Non-HLA antibodies targeting angiotensin II Type 1 receptor and endothelin-1 Type A receptors induce endothelial injury via β2-arrestin link to mTOR pathway

血管紧张素II PI3K/AKT/mTOR通路 mTORC2型 受体 生物 癌症研究 mTORC1型 细胞生物学 信号转导 内科学 医学
作者
Rusan Catar,Oskar Wischnewski,Lei Chen,Harald Heidecke,Claudia Rutz,Ralf Schülein,Duska Dragun,Aurélie Philippe,Angelika Kusch
出处
期刊:Kidney International [Elsevier BV]
卷期号:101 (3): 498-509 被引量:26
标识
DOI:10.1016/j.kint.2021.09.029
摘要

Functional non-HLA antibodies (antibodies to non-human leukocyte antigens) targeting the G protein-coupled receptors angiotensin II type 1 receptor (AT1R) and endothelin-1 type A receptor (ETAR) are implicated in the pathogenesis of transplant vasculopathy. While ERK signaling (a regulator of cell growth) may represent a general cellular response to agonist stimulation, the molecular link between receptor stimulation and development of vascular obliteration has not been fully established. Here we hypothesize involvement of the versatile adaptor proteins, β-arrestins, and the major regulator of cell growth, PI3K/mTOR signaling, in impaired endothelial repair. To test this, human microvascular endothelial cells were treated with AT1R/ETAR antibodies isolated from patients with kidney transplant vasculopathy. These antibodies activated both mTOR complexes via AT1R and ETAR in a PI3K-dependent and ERK-independent manner. The mTOR inhibitor, rapamycin, completely abolished activation of mTORC1 and mTORC2 after long-term treatment with receptor antibodies. Imaging studies revealed that β2- but not β1-arrestin was recruited to ETAR in response to ET-1 and patient antibodies but not with antibodies isolated from healthy individuals.

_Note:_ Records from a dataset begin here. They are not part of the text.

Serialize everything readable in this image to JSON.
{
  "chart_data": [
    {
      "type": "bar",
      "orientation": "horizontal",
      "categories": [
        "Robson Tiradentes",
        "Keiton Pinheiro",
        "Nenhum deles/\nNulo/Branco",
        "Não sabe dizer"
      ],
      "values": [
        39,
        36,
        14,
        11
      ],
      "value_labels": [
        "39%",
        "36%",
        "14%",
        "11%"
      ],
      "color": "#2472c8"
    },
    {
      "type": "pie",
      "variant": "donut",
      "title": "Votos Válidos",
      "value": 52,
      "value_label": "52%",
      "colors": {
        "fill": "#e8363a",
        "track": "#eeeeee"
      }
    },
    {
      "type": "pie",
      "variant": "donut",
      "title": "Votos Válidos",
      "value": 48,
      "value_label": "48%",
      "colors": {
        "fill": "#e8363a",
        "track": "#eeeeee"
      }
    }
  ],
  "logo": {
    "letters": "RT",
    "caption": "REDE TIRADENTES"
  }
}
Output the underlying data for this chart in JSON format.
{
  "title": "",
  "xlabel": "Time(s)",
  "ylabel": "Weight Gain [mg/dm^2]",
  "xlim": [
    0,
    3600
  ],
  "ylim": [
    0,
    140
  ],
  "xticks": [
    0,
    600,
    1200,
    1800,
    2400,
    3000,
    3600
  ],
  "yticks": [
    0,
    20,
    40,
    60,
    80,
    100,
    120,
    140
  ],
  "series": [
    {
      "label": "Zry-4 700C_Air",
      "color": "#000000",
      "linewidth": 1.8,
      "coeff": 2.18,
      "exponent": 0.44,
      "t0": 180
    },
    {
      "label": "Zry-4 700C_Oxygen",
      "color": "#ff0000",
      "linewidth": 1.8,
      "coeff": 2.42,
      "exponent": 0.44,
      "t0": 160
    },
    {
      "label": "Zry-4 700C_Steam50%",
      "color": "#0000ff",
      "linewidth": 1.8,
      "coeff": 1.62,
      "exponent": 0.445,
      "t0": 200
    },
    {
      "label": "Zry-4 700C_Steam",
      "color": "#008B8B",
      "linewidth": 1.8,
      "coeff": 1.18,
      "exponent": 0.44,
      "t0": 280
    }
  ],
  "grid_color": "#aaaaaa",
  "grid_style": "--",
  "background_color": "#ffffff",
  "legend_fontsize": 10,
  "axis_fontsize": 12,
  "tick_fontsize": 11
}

Silencing of β2-arrestin by siRNA transfection significantly reduced ERK1/2 and mTORC2 activation. Non-HLA antibodies impaired endothelial repair by AT1R- and ETAR-induced mTORC2 signaling. Thus, we provide evidence that functional AT1R/ETAR antibodies induce ERK1/2 and mTOR signaling involving β2-arrestin in human microvascular endothelium. Hence, our data may provide a translational rationale for mTOR inhibitors in combination with receptor blockers in patients with non-HLA receptor recognizing antibodies.